One thing you might want to consider is a road service provider.  Most of us recommend Coach Net road coverage.  Here is their website:  http://www.coach-net.com/  It is around a $100.00 +/-a year, but well worth it.  You can call them for technical questions, they will come to your location and if need be, will tow you to the nearest service provider without consideration to the amount of miles.

There I'd be... driving along some remote highway (or worse - a BUSY highway)... listening to some tunes... and *CRASH!*... there goes the rear of the RV and who knows what damage to the trailer and my beloved car.

Or it comes loose and hurts/kills someone else. 

Marsha~
 
You haven't mentioned what the engine is in the motorhome is but if it is a Chev 454 then your chassis is more than likely the GM/Chev P30 which has a 75 gallon fuel tank. (At least our 1983 did)


The generator battery should also be your house battery powering the  house systems of the RV so if you replace it see the battery discussions here on the Forum about appropriate choices.


Don't worry by the time you get everything working you will not be a newbie any longer. :D
 
Jeff said:
You haven't mentioned what the engine is in the motorhome is but if it is a Chev 454 then your chassis is more than likely the GM/Chev P30 which has a 75 gallon fuel tank. (At least our 1983 did)


The generator battery should also be your house battery powering the  house systems of the RV so if you replace it see the battery discussions here on the Forum about appropriate choices.

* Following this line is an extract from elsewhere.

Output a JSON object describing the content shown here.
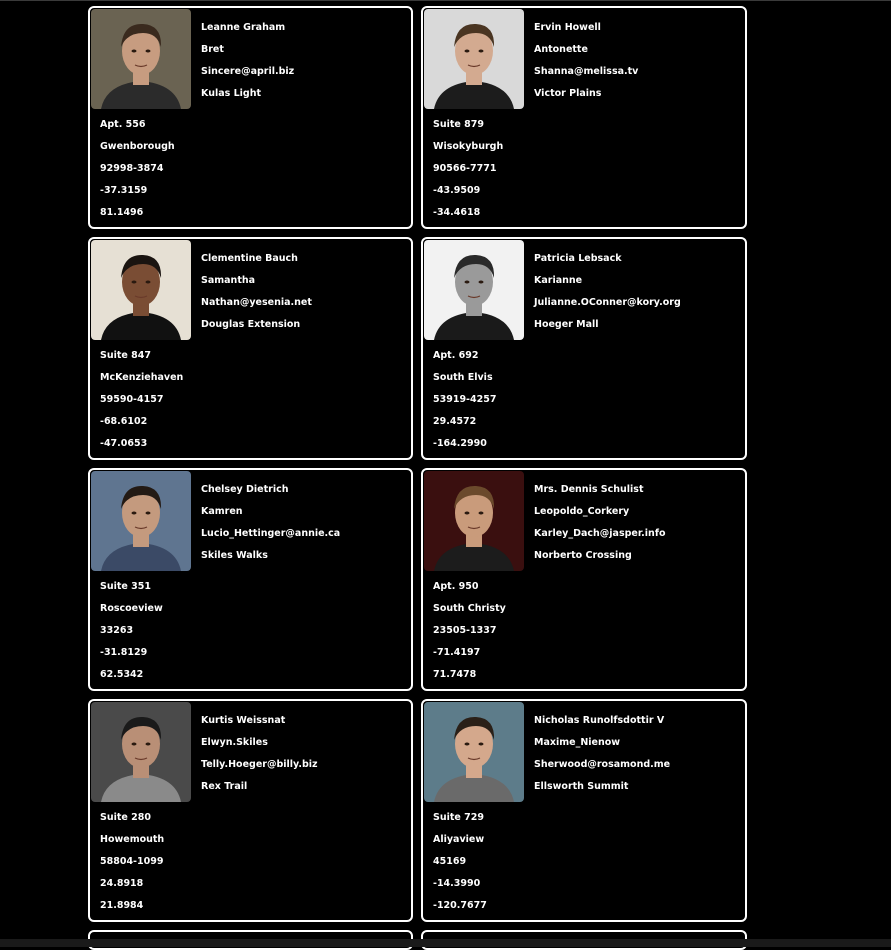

Don't worry by the time you get everything working you will not be a newbie any longer. :D
Aint that the truth. All I can afford is older units. But I don't mind working on um, making um my own. Got more time than money.
 
i have a 16 foot tandem trailer that weighs around 2000 lbs.  i dont know what a 79 bonneville weighs but they are quite large cars. i know a small car weighs around 2000 plus pounds. my 37 ft motor home looks like a bus but it is only rated for 5000 lbs towing because it has a frame extension at the rear that the hitch is attached to. even if your mh was rated to tow 5000 lbs it is 30 years old and rust can weaken steel over that long a period. i would have an experience shop look at the hitch and frame before attempting to tow something that heavy. also i might suggest changing the fuel filter if you think it has sucked up some dirt. good luck on your new mh
 
(1) Congratulations on your new toy. What engine and drive train do you have? I would bet you have 2-gas tanks probley 35-40 gal and one is considered the primary tank that your generator runs off. I use to run on the tank that is not running the generator so I had plenty of fuel for the generator if I needed it. The generator should be rigged so it won?t run under ? tank as a safety to prevent you from running totally out of gas.
(4) You need to do a little research you should have 1 12 volt bat to start the engine. You should have at least 2 12 volt batteries to run the coach some people use 2 6 volt gulf cart batteries weird to get 12 volts as they generally have more capacity (the house part) when you are not plugged in or on the generator.
Most of the outer things have been answered you haven?t gotten to the other fun things like how old are your tiers has there been any regular maintnce done.